Dream City (Traumstadt) is a 1973 West German drama film directed by Johannes Schaaf and starring Per Oscarsson and Rosemarie Fendel.

==Plot==
An artist couple from Munich move to a supposed utopian state that has been set up in Asia.

==Cast==
- Per Oscarsson as Florian Sand
- Rosemarie Fendel as Anna Sand
- Olimpia as The Girl
- Eva Maria Meineke as Mrs. Lampenbogen
- Helen Vita as Princess
- Heinrich Schweiger as Mr. Gautsch
- Ron Williams as Hercules Bell
- Alexander May as Dr. Lampenbogen
- Louis Waldon as Louis
- Josef Hlinomaz as Magistrate
- Herbert Bötticher as Sir Edward
- Emil Iserle as Prof. Korntheur
- Suacina Krytenés as Ludwig the Dwarf

==Production==
The film is loosely based on the 1909 novel The Other Side by Alfred Kubin, transposed from the Mitteleuropa of its day to 1970s West Germany. The production budget was two million Deutsche Mark.
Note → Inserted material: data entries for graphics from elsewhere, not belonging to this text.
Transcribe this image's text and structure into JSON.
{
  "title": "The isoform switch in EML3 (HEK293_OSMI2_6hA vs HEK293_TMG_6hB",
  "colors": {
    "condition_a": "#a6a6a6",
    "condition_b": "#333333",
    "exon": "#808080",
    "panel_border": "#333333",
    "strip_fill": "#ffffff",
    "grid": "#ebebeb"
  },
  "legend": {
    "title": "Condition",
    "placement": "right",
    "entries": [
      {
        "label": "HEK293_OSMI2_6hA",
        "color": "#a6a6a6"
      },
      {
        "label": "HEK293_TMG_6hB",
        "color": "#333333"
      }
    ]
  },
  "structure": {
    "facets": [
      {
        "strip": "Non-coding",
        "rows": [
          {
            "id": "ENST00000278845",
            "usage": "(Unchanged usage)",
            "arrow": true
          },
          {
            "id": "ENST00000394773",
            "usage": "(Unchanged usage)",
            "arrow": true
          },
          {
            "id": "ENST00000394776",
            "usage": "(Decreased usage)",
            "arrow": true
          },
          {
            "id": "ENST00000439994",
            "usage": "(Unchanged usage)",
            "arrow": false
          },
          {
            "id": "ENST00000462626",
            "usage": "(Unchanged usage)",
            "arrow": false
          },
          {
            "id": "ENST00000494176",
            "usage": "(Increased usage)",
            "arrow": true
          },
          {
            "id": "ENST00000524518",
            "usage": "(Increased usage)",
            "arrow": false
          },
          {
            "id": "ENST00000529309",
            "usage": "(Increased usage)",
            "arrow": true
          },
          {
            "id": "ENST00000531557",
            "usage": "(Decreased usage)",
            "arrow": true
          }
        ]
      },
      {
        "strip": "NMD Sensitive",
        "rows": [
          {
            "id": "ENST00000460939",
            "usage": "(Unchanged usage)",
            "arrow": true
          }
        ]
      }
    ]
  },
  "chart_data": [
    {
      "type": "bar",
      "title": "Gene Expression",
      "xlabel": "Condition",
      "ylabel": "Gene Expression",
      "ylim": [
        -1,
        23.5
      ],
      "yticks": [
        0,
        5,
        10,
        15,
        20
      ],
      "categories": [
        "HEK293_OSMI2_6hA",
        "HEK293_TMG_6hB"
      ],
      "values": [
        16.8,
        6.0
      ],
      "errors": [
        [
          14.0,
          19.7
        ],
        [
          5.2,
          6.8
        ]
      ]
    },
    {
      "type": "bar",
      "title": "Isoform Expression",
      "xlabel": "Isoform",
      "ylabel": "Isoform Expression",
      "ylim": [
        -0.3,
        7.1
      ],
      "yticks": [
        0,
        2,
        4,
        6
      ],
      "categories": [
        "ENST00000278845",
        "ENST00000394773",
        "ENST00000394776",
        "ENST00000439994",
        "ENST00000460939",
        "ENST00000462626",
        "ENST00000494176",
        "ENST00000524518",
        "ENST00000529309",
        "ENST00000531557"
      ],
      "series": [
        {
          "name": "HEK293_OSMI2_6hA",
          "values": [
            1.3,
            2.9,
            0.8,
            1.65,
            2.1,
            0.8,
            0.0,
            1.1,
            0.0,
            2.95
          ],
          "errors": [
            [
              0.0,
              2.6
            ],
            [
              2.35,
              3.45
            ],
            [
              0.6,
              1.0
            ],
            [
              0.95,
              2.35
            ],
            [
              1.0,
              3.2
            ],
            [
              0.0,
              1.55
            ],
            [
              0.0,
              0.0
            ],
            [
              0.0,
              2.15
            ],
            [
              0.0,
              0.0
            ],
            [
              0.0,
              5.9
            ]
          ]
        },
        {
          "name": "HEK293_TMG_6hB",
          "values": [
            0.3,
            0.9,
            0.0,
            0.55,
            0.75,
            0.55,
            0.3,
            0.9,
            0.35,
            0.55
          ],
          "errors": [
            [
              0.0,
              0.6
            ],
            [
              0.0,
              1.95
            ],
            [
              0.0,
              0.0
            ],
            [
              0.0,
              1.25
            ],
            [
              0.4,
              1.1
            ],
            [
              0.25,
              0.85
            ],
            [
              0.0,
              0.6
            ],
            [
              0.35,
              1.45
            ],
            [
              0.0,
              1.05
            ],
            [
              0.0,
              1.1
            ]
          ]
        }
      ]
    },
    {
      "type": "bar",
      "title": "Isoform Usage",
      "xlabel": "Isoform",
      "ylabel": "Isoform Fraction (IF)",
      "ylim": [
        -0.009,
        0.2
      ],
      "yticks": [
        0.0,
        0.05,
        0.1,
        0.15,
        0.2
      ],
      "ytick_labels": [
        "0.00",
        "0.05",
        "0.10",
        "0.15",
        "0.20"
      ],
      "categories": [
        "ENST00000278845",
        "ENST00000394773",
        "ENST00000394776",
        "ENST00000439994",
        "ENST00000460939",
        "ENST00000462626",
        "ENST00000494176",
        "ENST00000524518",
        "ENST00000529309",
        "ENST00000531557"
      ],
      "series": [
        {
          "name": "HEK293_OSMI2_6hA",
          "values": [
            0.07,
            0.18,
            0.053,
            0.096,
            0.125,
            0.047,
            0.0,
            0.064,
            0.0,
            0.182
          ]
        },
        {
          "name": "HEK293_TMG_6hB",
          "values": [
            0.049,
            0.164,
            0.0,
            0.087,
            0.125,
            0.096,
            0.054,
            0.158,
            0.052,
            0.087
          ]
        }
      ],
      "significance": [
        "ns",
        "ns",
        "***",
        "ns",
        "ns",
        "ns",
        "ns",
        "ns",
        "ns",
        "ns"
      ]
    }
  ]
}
Filming took six months and took place in Czechoslovakia, especially Krumlov, and Israel.

==Reception==
Vincent Canby of The New York Times called the film "an interior decorator's dream, full of bizarre sets, costumes and make-up", and described it as a "nightmare that can't make up its mind whether its interests are psychological or political".